В результате у кого-то в Америке вызывают досаду английские актеры, приезжающие в Нью-Йорк, а в определенных профессиональных кругах Англии возникает недовольство посещающими нас американцами. Трудно сказать, какая сторона при этом выгадывает, если вообще выгадывает: нам кажется, что мы; им кажется, что они. Но теплый прием и широкое радушие, с какими встречают английских актеров в Нью-Йорке, не позволяют мне реагировать на отдельна вспышки, быть может, понятного шовинизма, к которым, кстати сказать, я отнюдь по отношу недавний выпад милейшей Элен Хейс [22], весьма нас огорчивший, о котором она сама теперь сожалеет. Я упоминаю oб этом случае только потому, что часть вины здесь следует отнести на счет самой Нью-йоркской студии актера, многие члены которой особенно афишируют свою к ней причастность, выказывая при этом тот дурной вкус, которым они сами возмущались бы у спортсменов, отстаивающих честь своего «старого школьного галстука».
Думаю, что никогда в истории какой бы то ни было страны никто не заявлял о намерении изменить или дискредитировать чью-нибудь чужую манеру действовать (за исключением, конечно, области «большого бизнеса»). Это была бы дерзкая претензия, но не пустая ли? В Нью-Йорке, впрочем, найдется немало людей, которые скажут, что это не так уж неправдоподобно, и с огорчением сошлются на пример их собственного театра, где небольшая группа блестящих, талантливых актеров обросла большим количеством малоодаренных прихлебателей и где царит культ спешки, запальчивости и себялюбия.
Сами по себе американские актеры очень приятны в обхождении. Они отличаются, правда, несколько нарочитой грубоватостью, рассчитанной на то, чтобы привлечь к себе внимание, но ведь любезные манеры и очаровательная наружность нигде и никогда не считались признаком гения. Они отличные работники, так как актеру приходится здорово трудиться в стране, где девяносто два процента его собратьев ходят без работы. Худшее, что можно сказать о них, — это что они «сумасшедшие, задуренные ребята!» – выражение, как будто специально для них придуманное.
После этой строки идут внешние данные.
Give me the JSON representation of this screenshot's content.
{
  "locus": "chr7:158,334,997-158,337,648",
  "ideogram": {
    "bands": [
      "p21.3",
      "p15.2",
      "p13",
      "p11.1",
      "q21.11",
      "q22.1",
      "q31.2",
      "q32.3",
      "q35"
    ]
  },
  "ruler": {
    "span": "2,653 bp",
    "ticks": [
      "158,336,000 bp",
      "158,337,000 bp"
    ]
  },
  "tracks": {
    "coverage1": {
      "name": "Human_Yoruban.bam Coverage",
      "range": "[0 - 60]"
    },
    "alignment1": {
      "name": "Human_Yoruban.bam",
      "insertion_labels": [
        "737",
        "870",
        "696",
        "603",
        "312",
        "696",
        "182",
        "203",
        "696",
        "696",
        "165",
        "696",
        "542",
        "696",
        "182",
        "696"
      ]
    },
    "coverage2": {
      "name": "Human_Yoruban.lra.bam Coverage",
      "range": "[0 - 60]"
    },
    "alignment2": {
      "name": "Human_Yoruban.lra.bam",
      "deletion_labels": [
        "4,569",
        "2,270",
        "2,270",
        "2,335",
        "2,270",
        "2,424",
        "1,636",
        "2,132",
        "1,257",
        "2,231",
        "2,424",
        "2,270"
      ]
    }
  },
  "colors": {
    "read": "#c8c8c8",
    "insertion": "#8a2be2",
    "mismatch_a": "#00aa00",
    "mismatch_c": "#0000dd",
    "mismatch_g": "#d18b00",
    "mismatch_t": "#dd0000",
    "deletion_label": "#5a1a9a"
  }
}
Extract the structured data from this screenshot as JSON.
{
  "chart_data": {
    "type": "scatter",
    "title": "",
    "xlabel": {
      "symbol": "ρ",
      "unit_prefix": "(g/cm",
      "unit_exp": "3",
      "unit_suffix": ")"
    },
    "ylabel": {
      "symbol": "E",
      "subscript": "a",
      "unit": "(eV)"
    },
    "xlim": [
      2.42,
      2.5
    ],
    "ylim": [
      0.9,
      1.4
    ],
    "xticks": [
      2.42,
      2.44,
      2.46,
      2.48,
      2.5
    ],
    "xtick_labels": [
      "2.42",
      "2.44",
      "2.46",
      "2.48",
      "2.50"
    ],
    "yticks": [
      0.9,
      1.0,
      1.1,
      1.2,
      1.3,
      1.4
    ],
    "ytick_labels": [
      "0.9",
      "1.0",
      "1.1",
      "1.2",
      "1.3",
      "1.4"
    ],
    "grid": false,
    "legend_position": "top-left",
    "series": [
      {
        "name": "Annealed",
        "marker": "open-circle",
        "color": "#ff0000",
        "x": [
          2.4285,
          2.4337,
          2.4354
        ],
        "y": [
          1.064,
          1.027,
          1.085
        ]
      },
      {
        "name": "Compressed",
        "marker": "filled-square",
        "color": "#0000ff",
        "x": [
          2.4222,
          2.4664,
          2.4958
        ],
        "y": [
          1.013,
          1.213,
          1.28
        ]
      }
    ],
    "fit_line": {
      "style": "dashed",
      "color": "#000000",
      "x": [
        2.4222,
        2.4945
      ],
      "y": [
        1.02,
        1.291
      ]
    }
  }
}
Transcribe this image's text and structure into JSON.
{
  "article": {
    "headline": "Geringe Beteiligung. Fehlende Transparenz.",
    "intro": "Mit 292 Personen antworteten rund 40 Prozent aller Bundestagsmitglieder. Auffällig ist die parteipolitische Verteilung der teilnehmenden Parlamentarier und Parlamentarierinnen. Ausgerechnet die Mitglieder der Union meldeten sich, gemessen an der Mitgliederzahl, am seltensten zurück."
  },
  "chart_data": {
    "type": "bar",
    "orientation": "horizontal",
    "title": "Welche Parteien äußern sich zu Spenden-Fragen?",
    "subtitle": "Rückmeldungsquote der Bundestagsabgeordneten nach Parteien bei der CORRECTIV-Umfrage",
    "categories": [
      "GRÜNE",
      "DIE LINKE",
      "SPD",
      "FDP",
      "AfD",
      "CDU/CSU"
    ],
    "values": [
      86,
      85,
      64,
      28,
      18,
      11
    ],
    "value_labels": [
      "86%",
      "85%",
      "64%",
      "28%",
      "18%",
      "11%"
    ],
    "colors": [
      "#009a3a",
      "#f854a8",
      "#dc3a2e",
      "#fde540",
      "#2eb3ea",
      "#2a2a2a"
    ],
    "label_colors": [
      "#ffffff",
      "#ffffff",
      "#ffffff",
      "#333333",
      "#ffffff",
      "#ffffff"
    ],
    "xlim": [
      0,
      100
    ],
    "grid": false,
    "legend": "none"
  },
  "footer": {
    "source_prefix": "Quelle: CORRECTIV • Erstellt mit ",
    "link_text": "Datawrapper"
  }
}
Когда вам приходится работать вплотную с ними, вы натыкаетесь на упрямство, которое хочется сравнить с покрытой мягким тюфяком кирпичной стеной. Многие из них охотно берут уроки танцев (чтобы попасть в музыкальную комедию), учатся пению (с той же целью), ходят на занятия по мастерству. Но попробуйте только произнести слово «техника», заговорите о «постановке голоса» — безотносительно к возможности получить роботу в музыкальном театре — или упомяните любой другой общепринятый термин из области актерской игры, и вы поймете, что их интересует только одно: чувства. Под этим они подразумевают их собственное чувство, хотя оно может быть весьма субъективным и не попадающим в цель. В нью-йоркском театральном мире рассказывают замечательную историю, которую поначалу все считали забавной выдумкой, — историю про двух актеров студии, которые стояли за кулисами в ожидании выхода, и вдруг один из них начал корчиться от боли. На вопрос товарища, что с ним, он со стоном процедил: «Живот сватило». «Прекрасно! — ответил другой. — Используй это!»
Английским актерам ставится в упрек их чрезмерная легкость. Самые серьезные обвинении вызывает тот «бессильный и бесконфликтный» (как выразился один английский критик) стиль игры некоторых из наших «скользящих по поверхности» актеров, когда они оказываются на мели в непривычной для них пьесе. В Нью-Йорке считается, что хорошо провести первую читку роли значит дать повод заподозрить, что ты — «радиоактер». Чтобы избежать столь тяжкого обвинения, достаточно почаще запинаться и нарочно мямлить слова, растягивая паузы.